Não passou de um traço, um vestígio tênue, quase imperceptível; mas eu percebi. As coisas ocultas me atraem. Desde o momento em que fui lançado às cinzas, ao mundo plúmbeo, foi-me ocultado tudo; e o tudo foi moldado à imagem do inexplicável, uma estátua picaresca do inexistir – fiz do tudo um nada. Nada ofuscará o que já nasceu apagado.  E eu tentei apagar a reminiscência daquele sinal. Mas não houve jeito. Não era para ser. Fatalista? Catalítico, melhor dizendo. Fundi-me a essências escusas, aviltando o que sobrara de límpido nas águas da consciência. Entreguei-me às prazerosas sevícias do incompreender. Apostasia de mim.

Fragmentei o ser; trouxe à mente um desejo perverso, uma sanha insopitável por aniquilação; fragmentando o ser, concretizo o desejo perverso – aniquilação, amálgama da ira e do eu-afastado-de-mim. Compareço ao festival da abiose: um brinde à desconstituição da luz, aquela luz de fim em si própria: não tente ofuscá-la, ou será consumido por sua chama cintilante. Pode parecer inócua, a princípio, mas ela o devorará. Eis meus resquícios como prova. Resignação de mim.

Com os olhos abertos diante do desfiladeiro, me despojo de quaisquer armaduras e sigo adiante. Não passou de um brevíssimo instante, mas eu percebi. Em vez de cair, ascendi. Às maravilhas do olvidar. Esquecer para lembrar. Lembrar para então ocultar o brilho. Aquele que ofusca o tudo. E tudo parece tão distante. Memórias difusas vagando pelos trilhos do tempo. Aqui o tempo para. Aqui as ondas quebram. Profanação de mim.

Mas uma verdadeira ascensão tem sempre uma queda no seu encalço. Desfaleço no abismo do inexplicável. Ao voltar a mim – ou aquilo que eu deveria ser –, estou cercado por um exército daquelas estátuas picarescas do inexistir, os dedos em riste apontando para meu coração, ou para o buraco no lugar em que ele deveria bater. Contemplo-as com pasmo e admiração: alguém se dirige a mim, eu sou o alvo, o objeto. Nem que seja para prenunciar o fim. A morte é como um lar. Omissão de mim.
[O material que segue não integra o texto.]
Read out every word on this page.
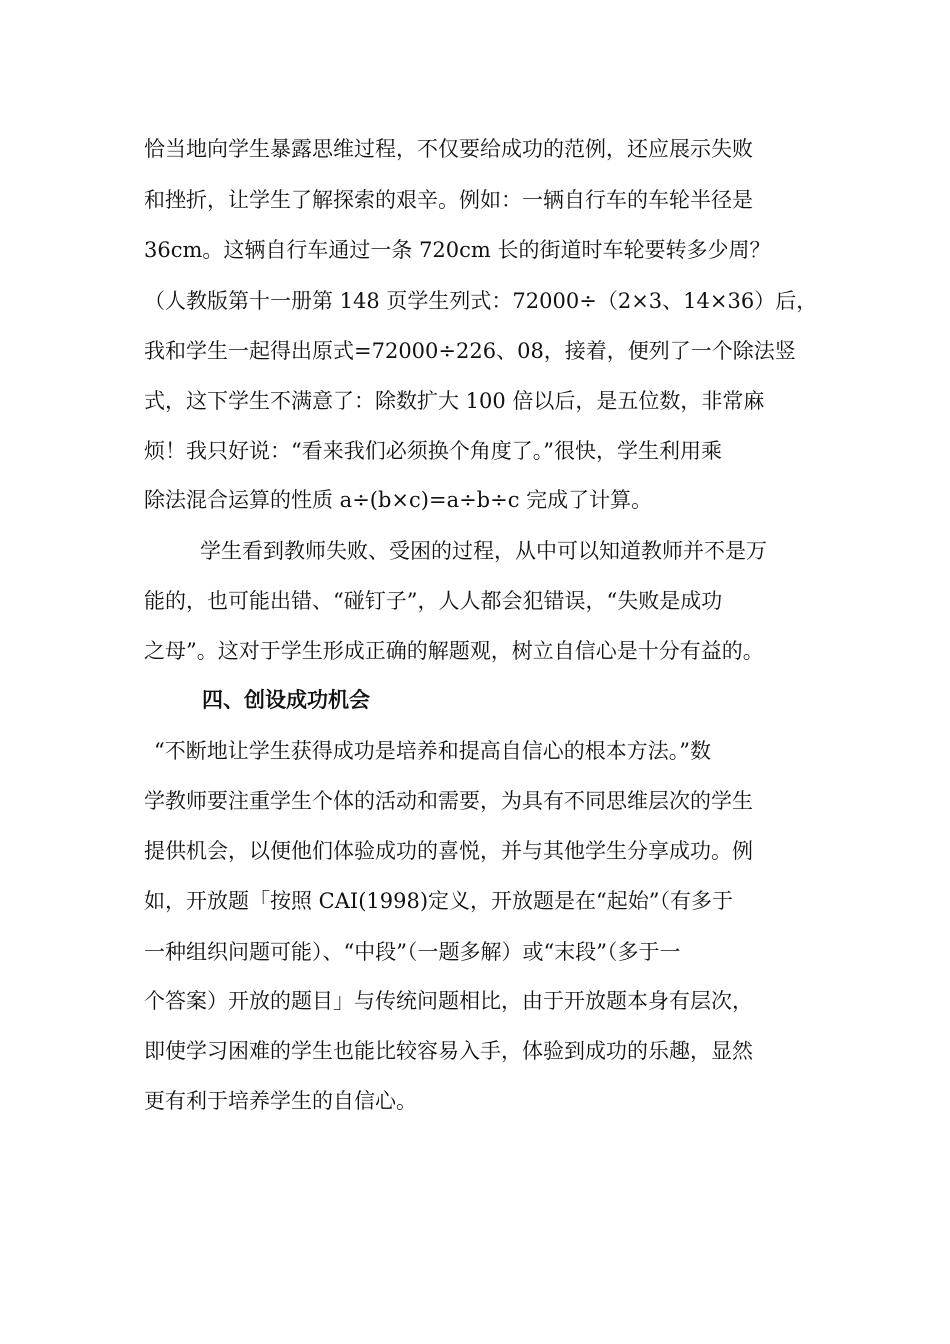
恰当地向学生暴露思维过程，不仅要给成功的范例，还应展示失败
和挫折，让学生了解探索的艰辛。例如：一辆自行车的车轮半径是
36cm。这辆自行车通过一条 720cm 长的街道时车轮要转多少周？
（人教版第十一册第 148 页学生列式：72000÷（2×3、14×36）后，
我和学生一起得出原式=72000÷226、08，接着，便列了一个除法竖
式，这下学生不满意了：除数扩大 100 倍以后，是五位数，非常麻
烦！我只好说：“看来我们必须换个角度了。”很快，学生利用乘
除法混合运算的性质 a÷(b×c)=a÷b÷c 完成了计算。
学生看到教师失败、受困的过程，从中可以知道教师并不是万
能的，也可能出错、“碰钉子”，人人都会犯错误，“失败是成功
之母”。这对于学生形成正确的解题观，树立自信心是十分有益的。
四、创设成功机会
“不断地让学生获得成功是培养和提高自信心的根本方法。”数
学教师要注重学生个体的活动和需要，为具有不同思维层次的学生
提供机会，以便他们体验成功的喜悦，并与其他学生分享成功。例
如，开放题「按照 CAI(1998)定义，开放题是在“起始”（有多于
一种组织问题可能）、“中段”（一题多解）或“末段”（多于一
个答案）开放的题目」与传统问题相比，由于开放题本身有层次，
即使学习困难的学生也能比较容易入手，体验到成功的乐趣，显然
更有利于培养学生的自信心。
Antes do grande ocaso, mergulho nas profundezas de mim – ou aquilo que jamais serei. Uma luz brota lá dentro, pronta para jorrar e afogar o mundo nas mais desmedidas quimeras. Mas seria tolice lhe dar vazão: por trás da cortina ilusória, o semblante do vazio, arauto do brilho que há de me ofuscar. Redundância: não se ofusca o que já nasceu apagado. E eu cruzei oceanos de sangue para apagar a reminiscência daquele sinal. O sinal que por tanto tempo eu quis negar. As armas do espírito renegado. Quebradas, inúteis e ofuscadas. O tudo, em si, ofuscado. O tudo é perene, e assim é o nada. Nada para lembrar, sentir ou almejar. O brilho se extingue. Abnegação de mim.